“Hannaford was confined to a wheelchair. You can see it in the way his legs have atrophied. He couldn’t have walked across the room himself—”
“Why couldn’t he have been sitting in the chair?”
The chair was an antique wing back, standing against the hearth about a foot from where the head now rested—but not where the head had rested when it had been smashed. Gregor was sure of that. The raw facts of the case were easy to see, even at a superficial glance. There was the body with its shattered skull. There was the wheelchair in the far corner of the room. There was a large black bust of Aristotle, made of marble and smeared with blood along the base. A great deal of blood.
“The chair,” Gregor said, “is what he stood on.”
“What?”
“The chair is what he stood on,” Gregor insisted. “Or she. You can see it. It was in that corner before, where the indentations are. The bust was what killed him?”
“There has to be an autopsy, Demarkian. You know that.”
“Of course I know that. But there’s a lot of blood—a lot of blood. His heart must have been beating when his head was smashed. Otherwise, there wouldn’t be nearly so much. And look at what you can see of the wound. It’s nearly flat.”
“So?”
“So, if someone had picked it up and hit him in the normal way, they would have hit with the edge. There’d be an edge line. There isn’t one. Try picking up that thing and aiming it at something. See what it makes you do. It must weigh fifty pounds.”
“Forty,” Jackman said.
“It had to have been dropped right on top of him, John. That’s the only way the wound would be flat. Why was he moved?”
Jackman stirred uneasily. “We don’t know. The daughter found him—Bennis. She found them both.”
“Both?”
“Mrs. Hannaford was in here when Bennis Hannaford came in. She’d picked up her husband’s head and was cradling it in her lap. At least, that’s what Bennis Hannaford says.”
“What does Mrs. Hannaford say?”
“Nothing.”
“Nothing?” Gregor raised his eyebrows, but Jackman was turning away, looking back into the room and at the scene. There was so much blood soaked into the rug at the edge of the hearth that even from a distance that spot looked wet. Robert Hannaford didn’t bear looking at. Gregor put his hand on John Jackman’s arm and said, “He’d have been drugged. He’d have had to have been.”
“Drugged,” John Jackman repeated.
“As I said, I’d never met him. But I’ve talked to people who knew him, and I’ve talked to him. He was a vigorous old man. He wasn’t senile and he had a temper. Nobody could have dragged him out of that wheelchair and across the room if he wasn’t drugged.”
“Nobody around here looks like they’re on drugs,” Jackman said. “One of them looks like he has AIDS, but that’s not the same thing.”
“This is a house full of rich people, John.”
“Meaning they all go to psychiatrists and get Valium? Maybe.”
“And there are two invalids,” Gregor pointed out, “or were. There may be painkillers around. I don’t know the nature of Mr. Hannaford’s disability.”
“As far as I’m concerned,” Jackman said, “you know entirely too much. Is there anything else, Mr. Demarkian? Mrs. Peacock in the conservatory with the candlestick? Anything?”
“Did you find a briefcase?” Gregor asked.
“No,” Jackman said.
Gregor almost hated to do it.

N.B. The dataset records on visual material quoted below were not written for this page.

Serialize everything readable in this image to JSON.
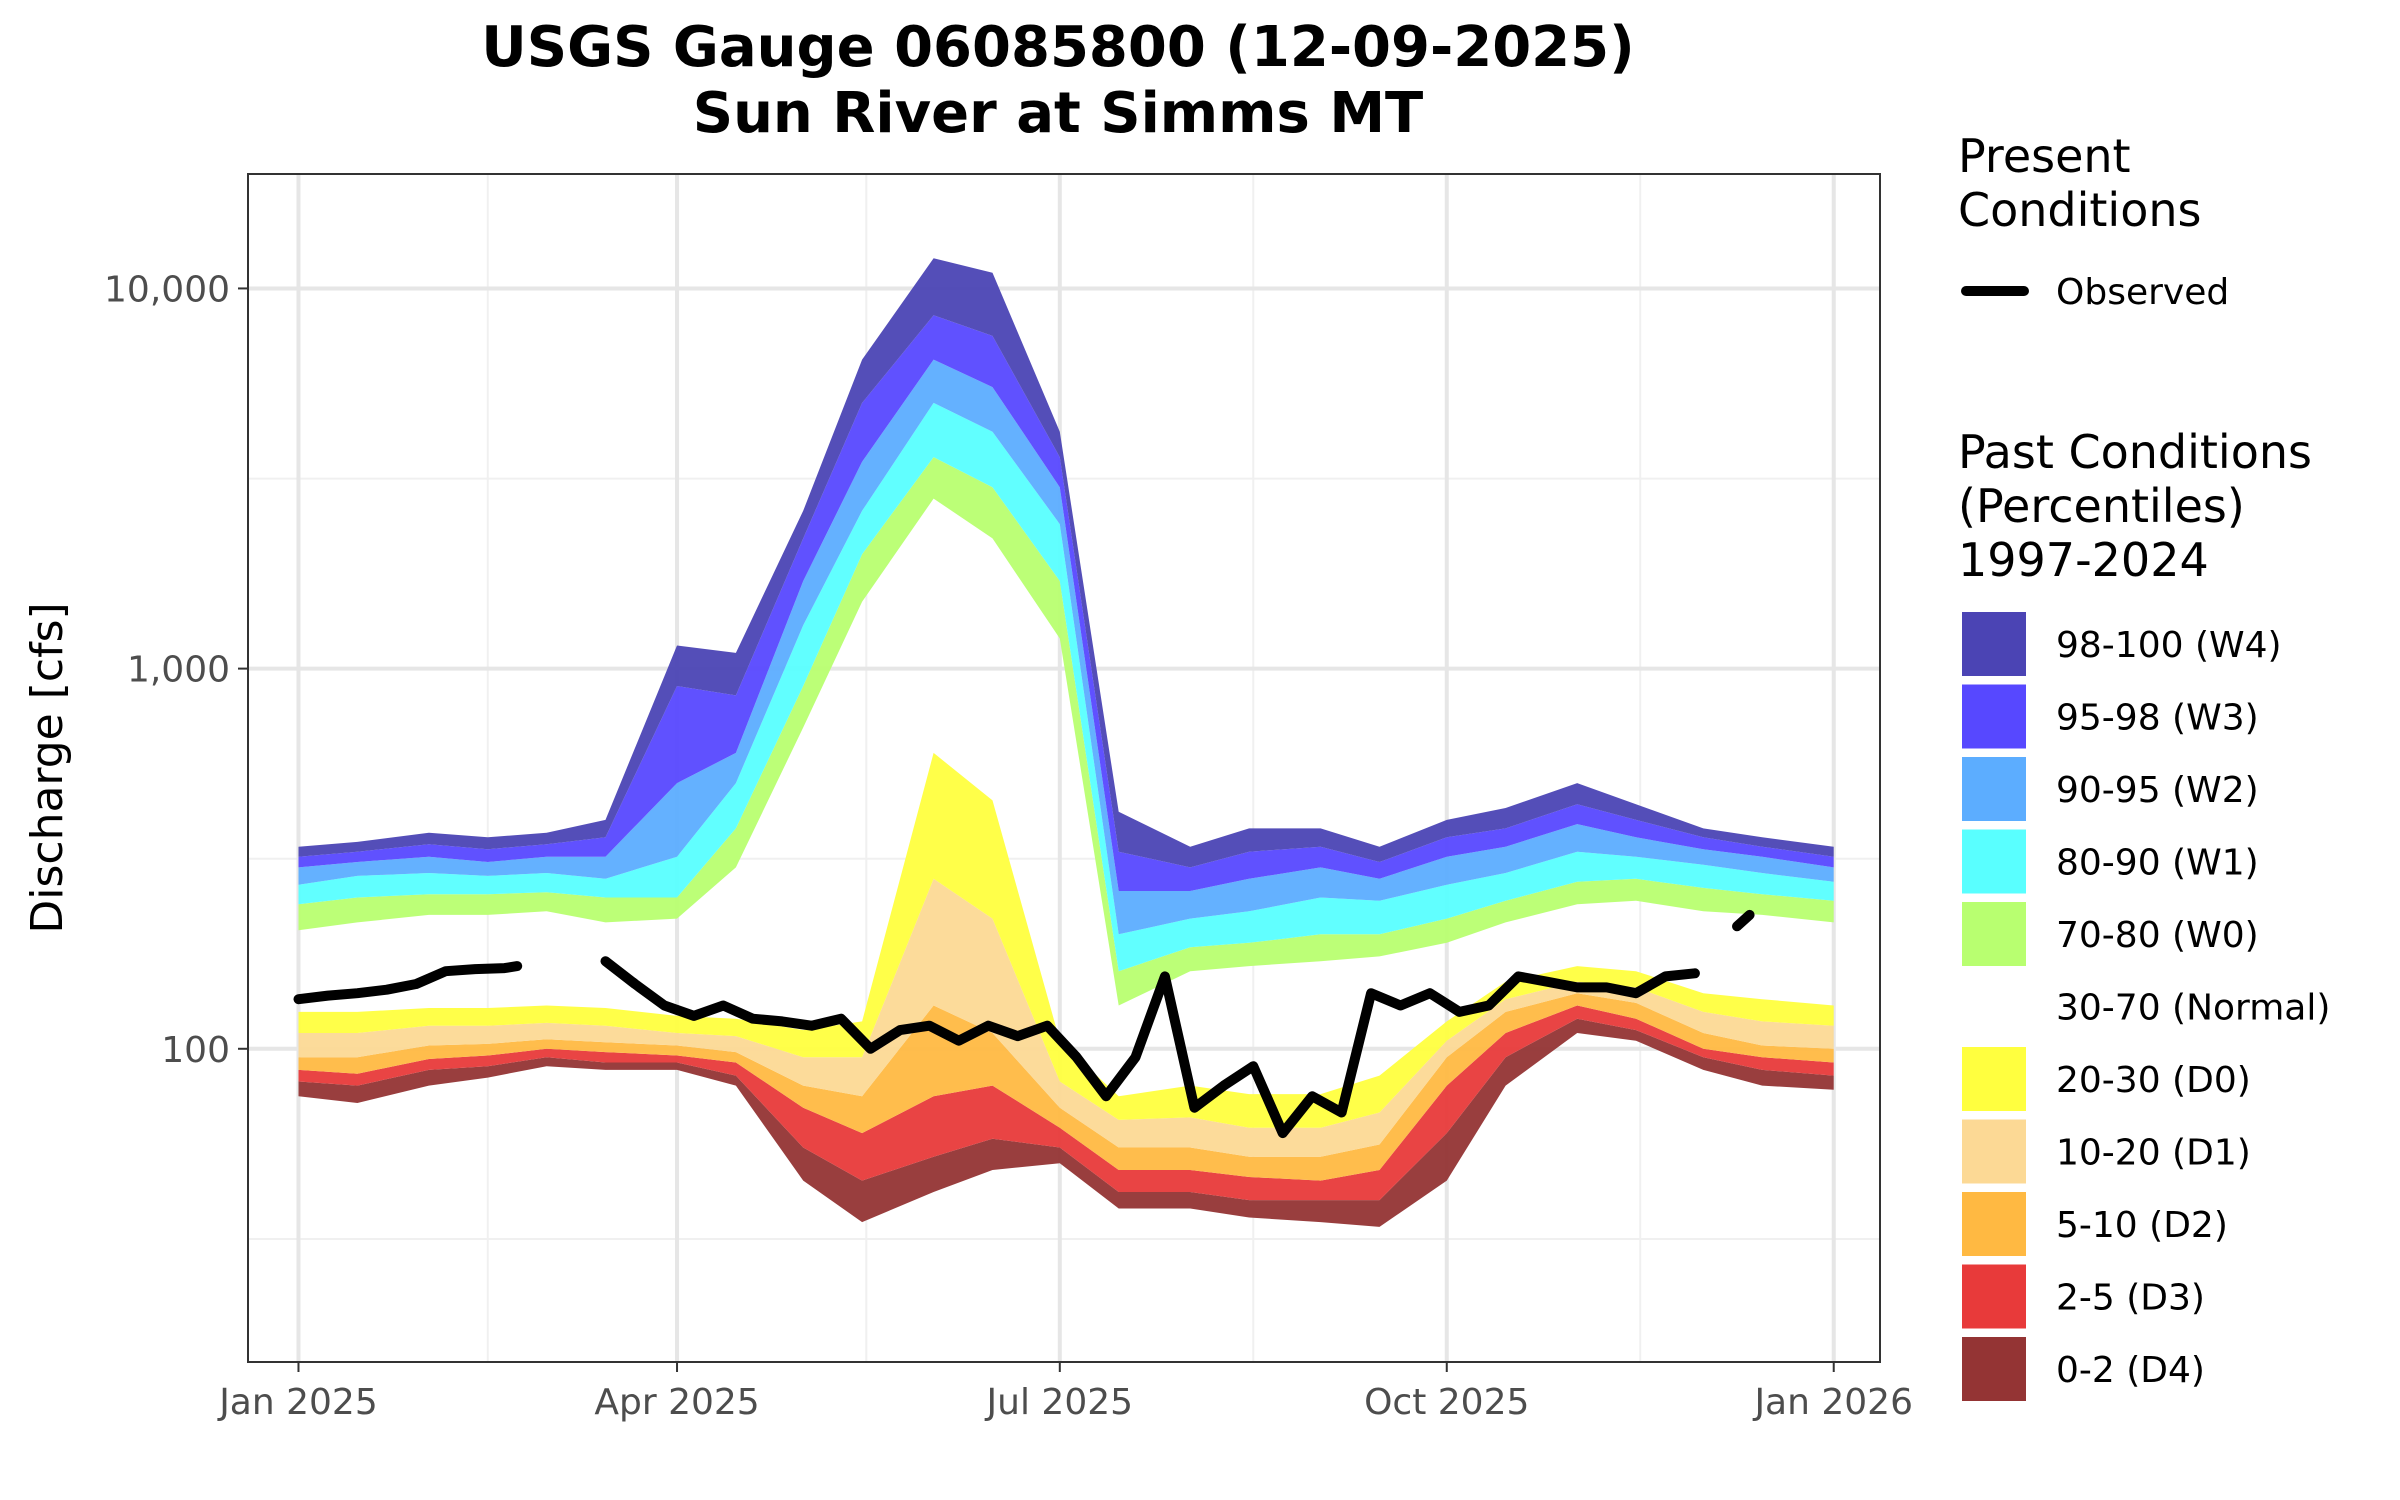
{
  "chart_data": {
    "type": "area",
    "title": "USGS Gauge 06085800 (12-09-2025)",
    "subtitle": "Sun River at Simms MT",
    "xlabel": "",
    "ylabel": "Discharge [cfs]",
    "y_scale": "log",
    "ylim": [
      15,
      20000
    ],
    "xlim": [
      "2024-12-20",
      "2026-01-12"
    ],
    "grid": true,
    "x_ticks": [
      {
        "date": "2025-01-01",
        "label": "Jan 2025"
      },
      {
        "date": "2025-04-01",
        "label": "Apr 2025"
      },
      {
        "date": "2025-07-01",
        "label": "Jul 2025"
      },
      {
        "date": "2025-10-01",
        "label": "Oct 2025"
      },
      {
        "date": "2026-01-01",
        "label": "Jan 2026"
      }
    ],
    "x_minor_ticks": [
      "2025-02-15",
      "2025-05-16",
      "2025-08-16",
      "2025-11-16"
    ],
    "y_ticks": [
      {
        "value": 100,
        "label": "100"
      },
      {
        "value": 1000,
        "label": "1,000"
      },
      {
        "value": 10000,
        "label": "10,000"
      }
    ],
    "y_minor_ticks": [
      31.6,
      316,
      3160
    ],
    "legend_placement": "right",
    "legend_present": {
      "title_lines": [
        "Present",
        "Conditions"
      ],
      "label": "Observed",
      "color": "#000000"
    },
    "legend_past": {
      "title_lines": [
        "Past Conditions",
        "(Percentiles)",
        "1997-2024"
      ],
      "items": [
        {
          "label": "98-100 (W4)",
          "color": "#4b44b4"
        },
        {
          "label": "95-98 (W3)",
          "color": "#5748ff"
        },
        {
          "label": "90-95 (W2)",
          "color": "#5cadff"
        },
        {
          "label": "80-90 (W1)",
          "color": "#59ffff"
        },
        {
          "label": "70-80 (W0)",
          "color": "#b8ff70"
        },
        {
          "label": "30-70 (Normal)",
          "color": "#ffffff"
        },
        {
          "label": "20-30 (D0)",
          "color": "#ffff3f"
        },
        {
          "label": "10-20 (D1)",
          "color": "#fcd995"
        },
        {
          "label": "5-10 (D2)",
          "color": "#ffb942"
        },
        {
          "label": "2-5 (D3)",
          "color": "#e83a3a"
        },
        {
          "label": "0-2 (D4)",
          "color": "#943434"
        }
      ]
    },
    "percentile_bands": {
      "x": [
        "2025-01-01",
        "2025-01-15",
        "2025-02-01",
        "2025-02-15",
        "2025-03-01",
        "2025-03-15",
        "2025-04-01",
        "2025-04-15",
        "2025-05-01",
        "2025-05-15",
        "2025-06-01",
        "2025-06-15",
        "2025-07-01",
        "2025-07-15",
        "2025-08-01",
        "2025-08-15",
        "2025-09-01",
        "2025-09-15",
        "2025-10-01",
        "2025-10-15",
        "2025-11-01",
        "2025-11-15",
        "2025-12-01",
        "2025-12-15",
        "2026-01-01"
      ],
      "p0": [
        75,
        72,
        80,
        84,
        90,
        88,
        88,
        80,
        45,
        35,
        42,
        48,
        50,
        38,
        38,
        36,
        35,
        34,
        45,
        80,
        110,
        105,
        88,
        80,
        78
      ],
      "p2": [
        82,
        80,
        88,
        90,
        95,
        92,
        92,
        85,
        55,
        45,
        52,
        58,
        55,
        42,
        42,
        40,
        40,
        40,
        60,
        95,
        120,
        112,
        95,
        88,
        85
      ],
      "p5": [
        88,
        86,
        94,
        96,
        100,
        98,
        96,
        92,
        70,
        60,
        75,
        80,
        62,
        48,
        48,
        46,
        45,
        48,
        80,
        110,
        130,
        120,
        100,
        95,
        92
      ],
      "p10": [
        95,
        95,
        102,
        103,
        106,
        104,
        102,
        98,
        80,
        75,
        130,
        110,
        70,
        55,
        55,
        52,
        52,
        56,
        95,
        125,
        140,
        132,
        110,
        102,
        100
      ],
      "p20": [
        110,
        110,
        115,
        115,
        117,
        115,
        110,
        108,
        95,
        95,
        280,
        220,
        82,
        65,
        66,
        62,
        62,
        68,
        105,
        135,
        150,
        145,
        125,
        118,
        115
      ],
      "p30": [
        125,
        125,
        128,
        128,
        130,
        128,
        122,
        120,
        112,
        118,
        600,
        450,
        105,
        75,
        80,
        76,
        76,
        85,
        118,
        150,
        165,
        160,
        140,
        135,
        130
      ],
      "p70": [
        205,
        215,
        225,
        225,
        230,
        215,
        220,
        300,
        700,
        1500,
        2800,
        2200,
        1200,
        130,
        160,
        165,
        170,
        175,
        190,
        215,
        240,
        245,
        230,
        225,
        215
      ],
      "p80": [
        240,
        250,
        255,
        255,
        258,
        250,
        250,
        380,
        900,
        2000,
        3600,
        3000,
        1700,
        160,
        185,
        190,
        200,
        200,
        220,
        245,
        275,
        280,
        265,
        255,
        245
      ],
      "p90": [
        270,
        285,
        290,
        285,
        290,
        280,
        320,
        500,
        1300,
        2600,
        5000,
        4200,
        2400,
        200,
        220,
        230,
        250,
        245,
        270,
        290,
        330,
        320,
        305,
        290,
        275
      ],
      "p95": [
        300,
        310,
        320,
        310,
        320,
        320,
        500,
        600,
        1700,
        3500,
        6500,
        5500,
        3000,
        260,
        260,
        280,
        300,
        280,
        320,
        340,
        390,
        360,
        335,
        320,
        300
      ],
      "p98": [
        320,
        330,
        345,
        335,
        345,
        360,
        900,
        850,
        2200,
        5000,
        8500,
        7500,
        3600,
        330,
        300,
        330,
        340,
        310,
        360,
        380,
        440,
        400,
        360,
        340,
        320
      ],
      "p100": [
        340,
        350,
        370,
        360,
        370,
        400,
        1150,
        1100,
        2600,
        6500,
        12000,
        11000,
        4200,
        420,
        340,
        380,
        380,
        340,
        400,
        430,
        500,
        440,
        380,
        360,
        340
      ]
    },
    "series": [
      {
        "name": "Observed",
        "color": "#000000",
        "segments": [
          {
            "x": [
              "2025-01-01",
              "2025-01-08",
              "2025-01-15",
              "2025-01-22",
              "2025-01-29",
              "2025-02-05",
              "2025-02-12",
              "2025-02-19",
              "2025-02-22"
            ],
            "y": [
              135,
              138,
              140,
              143,
              148,
              160,
              162,
              163,
              165
            ]
          },
          {
            "x": [
              "2025-03-15",
              "2025-03-22",
              "2025-03-29",
              "2025-04-05",
              "2025-04-12",
              "2025-04-19",
              "2025-04-26",
              "2025-05-03",
              "2025-05-10",
              "2025-05-17",
              "2025-05-24",
              "2025-05-31",
              "2025-06-07",
              "2025-06-14",
              "2025-06-21",
              "2025-06-28",
              "2025-07-05",
              "2025-07-12",
              "2025-07-19",
              "2025-07-26",
              "2025-08-02",
              "2025-08-09",
              "2025-08-16",
              "2025-08-23",
              "2025-08-30",
              "2025-09-06",
              "2025-09-13",
              "2025-09-20",
              "2025-09-27",
              "2025-10-04",
              "2025-10-11",
              "2025-10-18",
              "2025-10-25",
              "2025-11-01",
              "2025-11-08",
              "2025-11-15",
              "2025-11-22",
              "2025-11-29"
            ],
            "y": [
              170,
              148,
              130,
              122,
              130,
              120,
              118,
              115,
              120,
              100,
              112,
              115,
              105,
              115,
              108,
              115,
              95,
              75,
              95,
              155,
              70,
              80,
              90,
              60,
              75,
              68,
              140,
              130,
              140,
              125,
              130,
              155,
              150,
              145,
              145,
              140,
              155,
              158
            ]
          },
          {
            "x": [
              "2025-12-09",
              "2025-12-12"
            ],
            "y": [
              210,
              225
            ]
          }
        ]
      }
    ]
  }
}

He could only remember one case like it, in Yellowstone Park in 1971. It shamed him a little to remember how excited it had made him: not potential spies or low-rent drug dealers or even homicidal maniacs, but real people pushed to the edge and over. Pushing themselves over, to be honest. That was how it happened.
In this case, Robert Hannaford himself may have done the pushing. He sounded to Gregor like a man who played dangerous games on a regular basis. But whoever had done the pushing, here they were.
He pointed across the room toward the body and said, “Do you see that thing on the floor? That flat metal thing?”
“What thing?”
“It’s buried in the carpet to our side of the patch of blood.”
Jackman gave Gregor an odd look, but he put on a pair of white cotton gloves, crossed the room, and knelt where Gregor was pointing. A moment later, he stood up again, holding a piece of tin about the size of his palm. It was a very flimsy piece of tin, and old. It had begun to crumble around the edges.
“What is this?” he said.
“I don’t know,” Gregor said. “I know what it looks like. There are Christmas decorations on the walls outside. Old-fashioned bells and angels. They’re made of that kind of tin. But they’re the wrong shape.”